Damit Erdgas durch das Verteilnetz zum Hausanschluss transportiert und für wohlige Wärme in unserem Zuhause sorgen kann, muss es zuvor aufbereitet werden. Besonders wichtig ist dabei die Trocknung. Sie ist notwendig, weil es sonst zu Störungen in der Pipeline kommen kann, wodurch Ventile und Rohrleitungen beschädigt werden können. Bei dem heute üblichen Trocknungsverfahren wird wasserbeladenes Erdgas mit Triethylenglykol (TEG) in Kontakt gebracht, das dem Gas das Wasser entzieht. Das Verfahren ist sehr energieintensiv und erzeugt CO2-Emissionen, denn neben der eigentlichen Gastrocknung mittels TEG ist in einem zweiten Schritt die Destillation erforderlich, ein thermisches Trennverfahren bei hohen Temperaturen.
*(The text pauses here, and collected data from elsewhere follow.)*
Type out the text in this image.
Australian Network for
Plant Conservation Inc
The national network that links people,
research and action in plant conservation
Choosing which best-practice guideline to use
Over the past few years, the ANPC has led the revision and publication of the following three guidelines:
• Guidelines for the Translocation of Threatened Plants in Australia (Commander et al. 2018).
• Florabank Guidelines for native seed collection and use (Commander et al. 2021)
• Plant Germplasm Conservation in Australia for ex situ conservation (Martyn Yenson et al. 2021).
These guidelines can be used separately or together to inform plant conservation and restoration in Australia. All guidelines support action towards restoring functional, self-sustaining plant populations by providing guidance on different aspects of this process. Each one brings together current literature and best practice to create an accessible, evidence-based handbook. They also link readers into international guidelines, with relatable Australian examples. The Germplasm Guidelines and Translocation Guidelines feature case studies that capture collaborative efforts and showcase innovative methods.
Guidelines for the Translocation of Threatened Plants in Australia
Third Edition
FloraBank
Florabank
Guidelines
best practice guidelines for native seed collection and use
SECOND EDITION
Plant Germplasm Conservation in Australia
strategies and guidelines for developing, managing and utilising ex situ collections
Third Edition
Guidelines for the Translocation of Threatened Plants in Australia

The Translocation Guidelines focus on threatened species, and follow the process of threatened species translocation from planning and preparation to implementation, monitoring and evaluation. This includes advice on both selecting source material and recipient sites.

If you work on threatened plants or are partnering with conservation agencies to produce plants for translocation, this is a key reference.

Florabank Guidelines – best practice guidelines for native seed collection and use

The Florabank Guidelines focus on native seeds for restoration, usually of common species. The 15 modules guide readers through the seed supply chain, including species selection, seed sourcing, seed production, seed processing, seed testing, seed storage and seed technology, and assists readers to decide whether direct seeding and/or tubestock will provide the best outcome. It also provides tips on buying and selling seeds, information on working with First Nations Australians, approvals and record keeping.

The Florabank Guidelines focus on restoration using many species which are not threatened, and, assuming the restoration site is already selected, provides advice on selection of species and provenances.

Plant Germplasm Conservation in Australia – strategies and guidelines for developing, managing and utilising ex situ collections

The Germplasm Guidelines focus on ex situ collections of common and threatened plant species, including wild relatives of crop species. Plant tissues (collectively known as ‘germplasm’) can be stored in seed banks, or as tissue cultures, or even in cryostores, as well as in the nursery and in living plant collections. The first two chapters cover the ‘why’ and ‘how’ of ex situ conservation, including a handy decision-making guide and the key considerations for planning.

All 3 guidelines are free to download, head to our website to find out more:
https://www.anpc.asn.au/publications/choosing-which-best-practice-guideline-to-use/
Es dient der Wiederaufbereitung des TEG – auch Regeneration genannt – damit es wiederholt für die Trocknung eingesetzt werden kann.

innogy erprobt im Projekt MemTEG ein wesentlich energiesparendes und emissionsfreies Verfahren zur TEG-Regeneration. Der Projektname MemTEG besteht aus „Mem“ für Membran und „TEG“ für das Triethylenglycol. Das Verfahren ist innovativ, weil eine völlig neue Membrantechnologie zum Einsatz kommt. Das TEG wird nicht mittels Destillation wiederaufbereitet, sondern bei niedrigeren Temperaturen über Membranmodule geführt, die durch ihre siebartige Struktur das kleinere H2O-Molekül vom TEG-Molekül trennen. Das Wasser wird auf der Rückseite der Membran abgeführt. Auf der Innenseite bleibt das getrocknete TEG zurück, das erneut für den Trocknungsprozess eingesetzt werden kann.

Die Funktionsweise der MemTEG-Technologie wurde mittlerweile nicht nur im Labor, sondern auch beim Betrieb der Pilotanlage auf dem Erdgasspeicher in Staßfurt bestätigt. Im Projekt erforscht innogy die Langzeitwirkung und die Übertragbarkeit auf größere Anlagen. Parallel prüft innogy, ob die Technologie auch für die Trocknung von Biogas eingesetzt werden kann. Damit ist das Projekt ein wichtiger Forschungs- und Entwicklungsbeitrag für die zukünftige umweltfreundliche und kostengünstige Energieversorgung. Das von innogy koordinierte Pilotprojekt wird zusammen mit den Partnern DBI Gas- und Umwelttechnik GmbH, Fraunhofer IKTS und VNG Gasspeicher GmbH umgesetzt.